Q: How would you describe Mother's periods of darkness, and what do you think about the recent controversies over her "dark night?"
Father Langford: Contrary to reports in the press, Mother Teresa did not suffer a "crisis" of faith. In fact, her struggle was not with faith at all, but with the "loss of feeling" of faith, with the loss of a felt sense of the divine. As she stepped out of the convent and into the slums of Calcutta, what had been her usual consolation in prayer abruptly ended.
Though she would not understand it until later, she was being asked to share the same inner darkness, the same trial of belief suffered by the poor and destitute -- and to do so for their sake, and for the love of her Lord.
She was allowed to feel as though God was absent, and at first she agonized at the disconnect between her emotions and her belief -- though never did her lack of feeling become lack of faith.
In fact, her dark night revealed the hidden depth of Mother Teresa's faith in a way that any lesser challenge could not.
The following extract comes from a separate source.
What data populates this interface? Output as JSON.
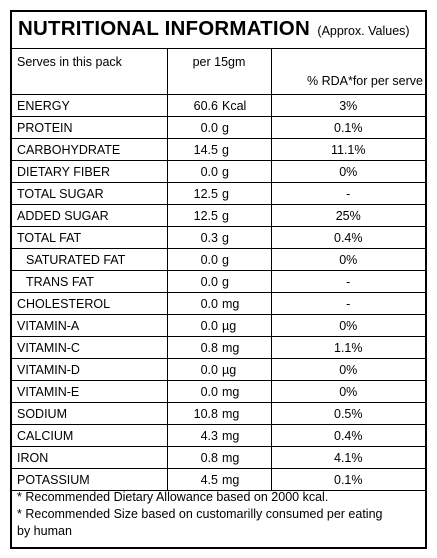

Her darkness not only allowed her to exercise her extraordinary faith to the full, it allowed us -- modern disciples too often of "little faith" -- to discover the true dimensions of which faith is capable, even under duress, even in the night.
She would want to encourage us to do the same in our own Calcutta, in our own dark night: Instead of allowing our trials and pain to become a prison, we can, as she did, make our pain a bridge into the pain of others, a bond of solidarity, a catalyst for charity.
Q: How did her relationship with Mary assist her in these times of trial?
Father Langford: Just as the Israelites were given a column of fire to lead them by night, so Mother Teresa was given her own guiding light through the night of faith, in the person of the Virgin Mary.
The gift of Jesus' mother -- given to St. John on Calvary, and to disciples and saints through the ages -- strengthened Mother Teresa in carrying her own pain, and in tending to the pain of the poor.
Our Lady would help her to not only believe in the night, but to love in the night -- to transform the mystery of the cross, both within her and around her, into seeds of resurrection.
As it was Our Lady who brought St. John, alone among the Twelve, to stand faithfully at Calvary, so it was Our Lady who would bring Mother Teresa through the sea of suffering opened before her, that she might shine the light of God's love on the poor.